Controversies & Subsequent Evidence

  • Ceiling effects and endpoint sensitivity: The median ventilator-free days at day 28 was 27 (IQR near the upper bound) in both arms, raising concerns that a bounded composite outcome may have limited sensitivity to detect differences in extubation timing; this issue was explicitly highlighted in post-publication correspondence.2
  • Event rates, co-interventions, and generalisability: The accompanying editorial emphasised that the reintubation signal and other outcomes should be interpreted in the context of modern, protocolised care (including frequent prophylactic NIV/HFNC), which can reduce extubation failure rates and potentially attenuate the effect of the SBT strategy.1
  • Protocol assumptions vs realised distribution: The published trial protocol anticipated an absolute increase of 2 ventilator-free days at day 28 and powered the study accordingly; the observed distribution concentrated near the maximum suggests that future weaning trials may require alternative primary outcomes (e.g., time-to-successful extubation) or different analytic strategies for bounded composites.3
  • Consistency with prior RCT evidence: In a mixed-risk ICU population, a large RCT comparing PSV vs T-piece SBTs found higher rates of successful extubation with PSV without a clear increase in reintubation, supporting PSV as a reasonable approach in many settings; TiP-Ex suggests that in high-risk patients, the process benefits of PSV do not necessarily translate into improved ventilator-free days.4
  • Evidence synthesis and guidance: A recent systematic review and meta-analysis reported associations between SBT technique and extubation success outcomes across heterogeneous ICU populations, and contemporary guidance emphasises protocolised readiness screening and consistent extubation criteria while allowing flexibility in SBT modality selection based on local practice and patient physiology.56

Summary

  • In 969 high-risk ICU patients, a PSV-based SBT strategy did not increase ventilator-free days at day 28 compared with a T-piece strategy (median 27 vs 27; median difference 0; 95% CI -0.5 to 1; P=0.31).
  • PSV increased the likelihood of passing the initial SBT (79.1% vs 71.7%) and reduced prolonged weaning (>7 days: 2.3% vs 5.6%).
  • Reintubation ≤7 days after extubation was similar (14.9% vs 13.6%), and mortality by day 90 was similar (16.5% vs 18.7%).
  • Post-extubation care commonly included prophylactic NIV (78.3% overall among extubated patients), which may have buffered differences between SBT strategies.
  • A signal for hypercapnic coma as a reintubation indication occurred only in the PSV group (7/78 vs 0/71; P=0.01), warranting cautious interpretation given multiple testing and low event counts.

Overall Takeaway

TiP-Ex is a landmark pragmatic trial because it tested a ubiquitous ICU decision (how to perform the SBT) in a high-risk population and demonstrated that improving early physiological “pass rates” with PSV does not necessarily translate into more ventilator-free days or fewer reintubations.

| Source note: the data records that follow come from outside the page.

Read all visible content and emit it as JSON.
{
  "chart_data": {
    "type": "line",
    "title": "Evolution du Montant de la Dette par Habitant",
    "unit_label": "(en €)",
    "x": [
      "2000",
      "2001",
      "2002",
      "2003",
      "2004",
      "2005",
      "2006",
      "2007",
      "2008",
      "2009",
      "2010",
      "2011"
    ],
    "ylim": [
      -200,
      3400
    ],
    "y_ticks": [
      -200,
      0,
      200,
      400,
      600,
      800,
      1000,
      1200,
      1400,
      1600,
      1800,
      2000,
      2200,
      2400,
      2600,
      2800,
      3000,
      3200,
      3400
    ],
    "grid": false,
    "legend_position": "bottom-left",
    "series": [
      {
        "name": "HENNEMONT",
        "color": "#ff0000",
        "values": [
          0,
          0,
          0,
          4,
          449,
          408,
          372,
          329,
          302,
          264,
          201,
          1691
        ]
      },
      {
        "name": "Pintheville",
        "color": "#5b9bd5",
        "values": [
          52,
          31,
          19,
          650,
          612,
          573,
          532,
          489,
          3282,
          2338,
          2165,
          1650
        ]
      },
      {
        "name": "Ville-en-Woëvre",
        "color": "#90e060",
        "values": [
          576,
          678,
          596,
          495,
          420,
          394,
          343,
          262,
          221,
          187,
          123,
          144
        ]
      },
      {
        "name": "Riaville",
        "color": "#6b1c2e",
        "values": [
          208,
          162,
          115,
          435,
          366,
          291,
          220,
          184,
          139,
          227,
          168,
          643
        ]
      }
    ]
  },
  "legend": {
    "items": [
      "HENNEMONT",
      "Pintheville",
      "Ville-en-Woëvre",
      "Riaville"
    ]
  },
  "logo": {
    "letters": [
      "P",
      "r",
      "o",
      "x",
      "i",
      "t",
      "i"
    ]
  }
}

The findings support flexibility in SBT modality choice within protocolised liberation pathways, while highlighting how endpoint selection and modern post-extubation supports can shape detectability and interpretation of weaning interventions.

Overall Summary

  • In high-risk ICU patients, PSV-based SBTs improved initial trial success but did not improve ventilator-free days or reduce reintubation compared with T-piece SBTs, reinforcing that SBT modality should be chosen in the context of a protocolised liberation strategy and downstream post-extubation support.